'Deteriorating' Smethwick leisure centre to be demolished to make way for homes
A ‘deteriorating’ Smethwick leisure centre will be demolished to make way for new homes.
Sandwell Council has revealed it is looking to demolish the 125-year-old Harry Mitchell Leisure Centre in Smethwick as part of plans to flatten the site for housing.
The local authority said the leisure centre was “surplus to requirements” and demolition of the building is currently expected to cost around £711,000.
The council said early plans include between 30 and 45 new houses and flats but could reach as many as 80 dwellings.
The Labour-run council’s cabinet meets on March 11 to make a decision.

Sandwell Council said the leisure centre was the “oldest and poorest” facility in the borough and would need at least £1.5m, according to a 2018 survey, to ‘completely refurbish’ the building and bring it to standard including re-wiring and new boilers.
The leisure centre would also need “substantial” repairs to its roof.
The leisure closed ‘casually’ in May last year and was empty by October – remaining empty since. Parts of the leisure centre relocated to the new Sandwell Aquatics Centre in 2024.
The town’s Thimblemill Baths and Langley Baths were closed as part of the opening of the £73m leisure centre, which was built for the Birmingham Commonwealth Games, to the public in 2023.
Sandwell Council revealed at the start of 2025 it was looking to give up Hadley Stadium in Smethwick and close the town’s Harry Mitchell Leisure Centre as part of plans to save more than £500,000 through a review of its leisure facilities.
This week’s cabinet report said the £540,000 saving set out in the council’s budget last year had been met through “alternative sources” but “resolving the future of the site would support the [council’s] wider strategic review.”
“Taking the site and its associated liabilities out of the leisure management portfolio will make Sandwell’s leisure estate more sustainable,” it said.
The report said: “Since [the 2018] survey, further deterioration has occurred, including significant roof leaks and water ingress, resulting in urgent repair needs.
“The building is now considered to be in extremely poor cosmetic condition and requires complete refurbishment, including a new roof, boilers, and re‑wiring.

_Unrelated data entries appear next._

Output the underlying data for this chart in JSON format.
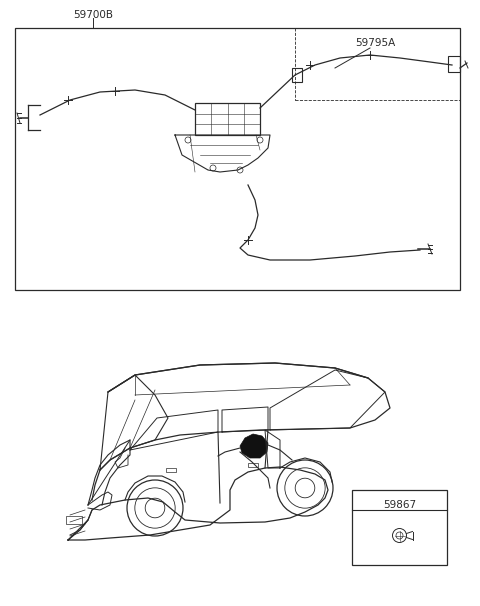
{
  "bg_color": "#ffffff",
  "line_color": "#2a2a2a",
  "label_59700B": "59700B",
  "label_59795A": "59795A",
  "label_59867": "59867",
  "label_fontsize": 7.5,
  "fig_width": 4.8,
  "fig_height": 6.06,
  "dpi": 100
}
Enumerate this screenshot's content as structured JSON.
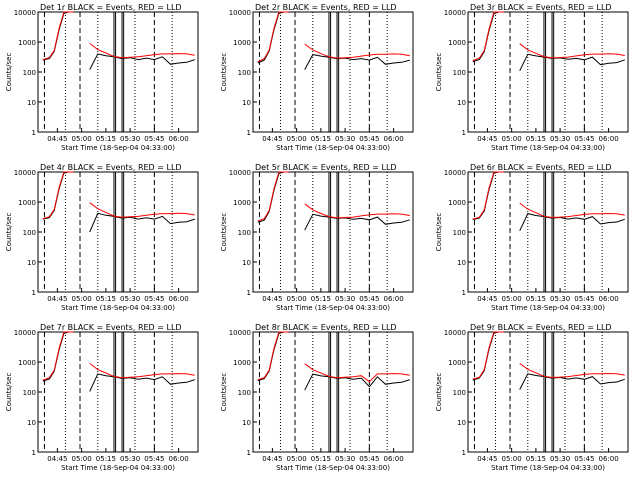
{
  "figure": {
    "background": "#ffffff",
    "axis_color": "#000000",
    "events_color": "#000000",
    "lld_color": "#ff0000",
    "title_suffix": "BLACK = Events, RED = LLD",
    "xlabel": "Start Time (18-Sep-04 04:33:00)",
    "ylabel": "Counts/sec",
    "xtick_labels": [
      "04:45",
      "05:00",
      "05:15",
      "05:30",
      "05:45",
      "06:00"
    ],
    "ytick_labels": [
      "1",
      "10",
      "100",
      "1000",
      "10000"
    ]
  },
  "chart_data": [
    {
      "type": "line",
      "title": "Det 1r BLACK = Events, RED = LLD",
      "xlabel": "Start Time (18-Sep-04 04:33:00)",
      "ylabel": "Counts/sec",
      "y_scale": "log",
      "ylim": [
        1,
        10000
      ],
      "x": [
        "04:36",
        "04:40",
        "04:43",
        "04:46",
        "04:49",
        "04:52",
        "04:55",
        "05:00",
        "05:05",
        "05:10",
        "05:15",
        "05:20",
        "05:25",
        "05:30",
        "05:35",
        "05:40",
        "05:45",
        "05:50",
        "05:55",
        "06:00",
        "06:05",
        "06:10"
      ],
      "series": [
        {
          "name": "Events",
          "values": [
            250,
            280,
            480,
            2500,
            9000,
            10000,
            10000,
            null,
            120,
            400,
            350,
            320,
            280,
            300,
            260,
            290,
            260,
            320,
            180,
            200,
            210,
            260
          ]
        },
        {
          "name": "LLD",
          "values": [
            260,
            300,
            520,
            2800,
            10000,
            10000,
            10000,
            null,
            900,
            560,
            430,
            330,
            300,
            310,
            320,
            350,
            380,
            400,
            400,
            410,
            400,
            360
          ]
        }
      ]
    },
    {
      "type": "line",
      "title": "Det 2r BLACK = Events, RED = LLD",
      "xlabel": "Start Time (18-Sep-04 04:33:00)",
      "ylabel": "Counts/sec",
      "y_scale": "log",
      "ylim": [
        1,
        10000
      ],
      "x": [
        "04:36",
        "04:40",
        "04:43",
        "04:46",
        "04:49",
        "04:52",
        "04:55",
        "05:00",
        "05:05",
        "05:10",
        "05:15",
        "05:20",
        "05:25",
        "05:30",
        "05:35",
        "05:40",
        "05:45",
        "05:50",
        "05:55",
        "06:00",
        "06:05",
        "06:10"
      ],
      "series": [
        {
          "name": "Events",
          "values": [
            200,
            250,
            500,
            2600,
            9000,
            10000,
            10000,
            null,
            120,
            380,
            340,
            310,
            280,
            290,
            260,
            280,
            250,
            310,
            180,
            200,
            210,
            250
          ]
        },
        {
          "name": "LLD",
          "values": [
            220,
            280,
            540,
            2900,
            10000,
            10000,
            10000,
            null,
            850,
            540,
            410,
            320,
            290,
            300,
            310,
            340,
            370,
            390,
            390,
            400,
            390,
            350
          ]
        }
      ]
    },
    {
      "type": "line",
      "title": "Det 3r BLACK = Events, RED = LLD",
      "xlabel": "Start Time (18-Sep-04 04:33:00)",
      "ylabel": "Counts/sec",
      "y_scale": "log",
      "ylim": [
        1,
        10000
      ],
      "x": [
        "04:36",
        "04:40",
        "04:43",
        "04:46",
        "04:49",
        "04:52",
        "04:55",
        "05:00",
        "05:05",
        "05:10",
        "05:15",
        "05:20",
        "05:25",
        "05:30",
        "05:35",
        "05:40",
        "05:45",
        "05:50",
        "05:55",
        "06:00",
        "06:05",
        "06:10"
      ],
      "series": [
        {
          "name": "Events",
          "values": [
            220,
            260,
            470,
            2400,
            8800,
            10000,
            10000,
            null,
            110,
            390,
            345,
            315,
            285,
            295,
            265,
            285,
            255,
            315,
            175,
            195,
            205,
            255
          ]
        },
        {
          "name": "LLD",
          "values": [
            240,
            290,
            510,
            2700,
            10000,
            10000,
            10000,
            null,
            880,
            550,
            420,
            325,
            295,
            305,
            315,
            345,
            375,
            395,
            395,
            405,
            395,
            355
          ]
        }
      ]
    },
    {
      "type": "line",
      "title": "Det 4r BLACK = Events, RED = LLD",
      "xlabel": "Start Time (18-Sep-04 04:33:00)",
      "ylabel": "Counts/sec",
      "y_scale": "log",
      "ylim": [
        1,
        10000
      ],
      "x": [
        "04:36",
        "04:40",
        "04:43",
        "04:46",
        "04:49",
        "04:52",
        "04:55",
        "05:00",
        "05:05",
        "05:10",
        "05:15",
        "05:20",
        "05:25",
        "05:30",
        "05:35",
        "05:40",
        "05:45",
        "05:50",
        "05:55",
        "06:00",
        "06:05",
        "06:10"
      ],
      "series": [
        {
          "name": "Events",
          "values": [
            270,
            300,
            520,
            2700,
            9200,
            10000,
            10000,
            null,
            100,
            420,
            360,
            330,
            290,
            310,
            270,
            300,
            270,
            330,
            190,
            210,
            220,
            270
          ]
        },
        {
          "name": "LLD",
          "values": [
            280,
            320,
            560,
            3000,
            10000,
            10000,
            10000,
            null,
            950,
            600,
            450,
            340,
            310,
            320,
            330,
            360,
            390,
            410,
            410,
            420,
            410,
            370
          ]
        }
      ]
    },
    {
      "type": "line",
      "title": "Det 5r BLACK = Events, RED = LLD",
      "xlabel": "Start Time (18-Sep-04 04:33:00)",
      "ylabel": "Counts/sec",
      "y_scale": "log",
      "ylim": [
        1,
        10000
      ],
      "x": [
        "04:36",
        "04:40",
        "04:43",
        "04:46",
        "04:49",
        "04:52",
        "04:55",
        "05:00",
        "05:05",
        "05:10",
        "05:15",
        "05:20",
        "05:25",
        "05:30",
        "05:35",
        "05:40",
        "05:45",
        "05:50",
        "05:55",
        "06:00",
        "06:05",
        "06:10"
      ],
      "series": [
        {
          "name": "Events",
          "values": [
            210,
            250,
            480,
            2500,
            8900,
            10000,
            10000,
            null,
            115,
            390,
            340,
            315,
            285,
            295,
            265,
            285,
            255,
            315,
            180,
            200,
            210,
            255
          ]
        },
        {
          "name": "LLD",
          "values": [
            230,
            280,
            520,
            2800,
            10000,
            10000,
            10000,
            null,
            870,
            545,
            415,
            325,
            295,
            305,
            315,
            345,
            375,
            395,
            395,
            405,
            395,
            355
          ]
        }
      ]
    },
    {
      "type": "line",
      "title": "Det 6r BLACK = Events, RED = LLD",
      "xlabel": "Start Time (18-Sep-04 04:33:00)",
      "ylabel": "Counts/sec",
      "y_scale": "log",
      "ylim": [
        1,
        10000
      ],
      "x": [
        "04:36",
        "04:40",
        "04:43",
        "04:46",
        "04:49",
        "04:52",
        "04:55",
        "05:00",
        "05:05",
        "05:10",
        "05:15",
        "05:20",
        "05:25",
        "05:30",
        "05:35",
        "05:40",
        "05:45",
        "05:50",
        "05:55",
        "06:00",
        "06:05",
        "06:10"
      ],
      "series": [
        {
          "name": "Events",
          "values": [
            260,
            290,
            500,
            2600,
            9100,
            10000,
            10000,
            null,
            110,
            410,
            355,
            325,
            290,
            305,
            270,
            295,
            265,
            325,
            185,
            205,
            215,
            265
          ]
        },
        {
          "name": "LLD",
          "values": [
            270,
            310,
            540,
            2900,
            10000,
            10000,
            10000,
            null,
            920,
            580,
            440,
            335,
            305,
            315,
            325,
            355,
            385,
            405,
            405,
            415,
            405,
            365
          ]
        }
      ]
    },
    {
      "type": "line",
      "title": "Det 7r BLACK = Events, RED = LLD",
      "xlabel": "Start Time (18-Sep-04 04:33:00)",
      "ylabel": "Counts/sec",
      "y_scale": "log",
      "ylim": [
        1,
        10000
      ],
      "x": [
        "04:36",
        "04:40",
        "04:43",
        "04:46",
        "04:49",
        "04:52",
        "04:55",
        "05:00",
        "05:05",
        "05:10",
        "05:15",
        "05:20",
        "05:25",
        "05:30",
        "05:35",
        "05:40",
        "05:45",
        "05:50",
        "05:55",
        "06:00",
        "06:05",
        "06:10"
      ],
      "series": [
        {
          "name": "Events",
          "values": [
            230,
            270,
            490,
            2500,
            9000,
            10000,
            10000,
            null,
            105,
            400,
            350,
            320,
            285,
            300,
            265,
            290,
            260,
            320,
            180,
            200,
            210,
            260
          ]
        },
        {
          "name": "LLD",
          "values": [
            250,
            300,
            530,
            2800,
            10000,
            10000,
            10000,
            null,
            900,
            560,
            430,
            330,
            300,
            310,
            320,
            350,
            380,
            400,
            400,
            410,
            400,
            360
          ]
        }
      ]
    },
    {
      "type": "line",
      "title": "Det 8r BLACK = Events, RED = LLD",
      "xlabel": "Start Time (18-Sep-04 04:33:00)",
      "ylabel": "Counts/sec",
      "y_scale": "log",
      "ylim": [
        1,
        10000
      ],
      "x": [
        "04:36",
        "04:40",
        "04:43",
        "04:46",
        "04:49",
        "04:52",
        "04:55",
        "05:00",
        "05:05",
        "05:10",
        "05:15",
        "05:20",
        "05:25",
        "05:30",
        "05:35",
        "05:40",
        "05:45",
        "05:50",
        "05:55",
        "06:00",
        "06:05",
        "06:10"
      ],
      "series": [
        {
          "name": "Events",
          "values": [
            240,
            280,
            500,
            2600,
            9000,
            10000,
            10000,
            null,
            115,
            395,
            345,
            320,
            285,
            300,
            265,
            290,
            150,
            320,
            180,
            200,
            210,
            260
          ]
        },
        {
          "name": "LLD",
          "values": [
            260,
            300,
            540,
            2900,
            10000,
            10000,
            10000,
            null,
            880,
            555,
            425,
            330,
            300,
            310,
            320,
            350,
            220,
            400,
            400,
            410,
            400,
            360
          ]
        }
      ]
    },
    {
      "type": "line",
      "title": "Det 9r BLACK = Events, RED = LLD",
      "xlabel": "Start Time (18-Sep-04 04:33:00)",
      "ylabel": "Counts/sec",
      "y_scale": "log",
      "ylim": [
        1,
        10000
      ],
      "x": [
        "04:36",
        "04:40",
        "04:43",
        "04:46",
        "04:49",
        "04:52",
        "04:55",
        "05:00",
        "05:05",
        "05:10",
        "05:15",
        "05:20",
        "05:25",
        "05:30",
        "05:35",
        "05:40",
        "05:45",
        "05:50",
        "05:55",
        "06:00",
        "06:05",
        "06:10"
      ],
      "series": [
        {
          "name": "Events",
          "values": [
            250,
            290,
            510,
            2700,
            9100,
            10000,
            10000,
            null,
            120,
            405,
            355,
            325,
            290,
            305,
            270,
            295,
            265,
            325,
            185,
            205,
            215,
            265
          ]
        },
        {
          "name": "LLD",
          "values": [
            270,
            310,
            550,
            3000,
            10000,
            10000,
            10000,
            null,
            900,
            570,
            435,
            335,
            305,
            315,
            325,
            355,
            385,
            405,
            405,
            415,
            405,
            365
          ]
        }
      ]
    }
  ]
}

“Given the escalating costs of repair, the limited scale of the facility, and the availability of high-quality alternative provision in the surrounding area, retention is no longer considered financially viable.”
Last year, Cllr Ashley Lewis, who represents the Smethwick ward, said Hadley Stadium, which sits less than a mile from the £73m Sandwell Aquatics Centre built for the Birmingham Commonwealth Games, was once called the borough’s ‘jewel in the crown’ but had been left to crumble on purpose.
Cllr Lewis said the site had been in “disrepair for seven or eight years without any investment” and had been ‘managed into decline.’
Sandwell Council pays £4m a year to Sandwell Leisure Trust to run the borough’s facilities on its behalf but the local authority is still responsible for repairs and maintenance under the agreement.
The council’s contract with Kore Sandwell, the recently rebranded Sandwell Leisure Trust, ends in 2027 following an agreement by cabinet in 2023.
The site of Harry Mitchell Leisure Centre, next to Smethwick Cricket Club, was gifted to Smethwick Urban District Council by its namesake in 1899.
The council said it believed the gifting of the site restricted its use but a commissioned report from 2024 found the restrictions had been released by a deed in 1967.
3Ks Judo Club occupies a self-contained building on the edge of the site and signed a 50-year lease in 1996.
The club has told the council it is willing to relocate to another home in Smethwick and has viewed the former council offices in Ford Street as a potential new venue having returned to the council’s possession.
The club’s committee revealed the Ford Street building would be unsuitable due to its ceiling height and the cost of improvements, but is working with Kore Sandwell and Sandwell Council on a potential move if the false ceiling could be removed.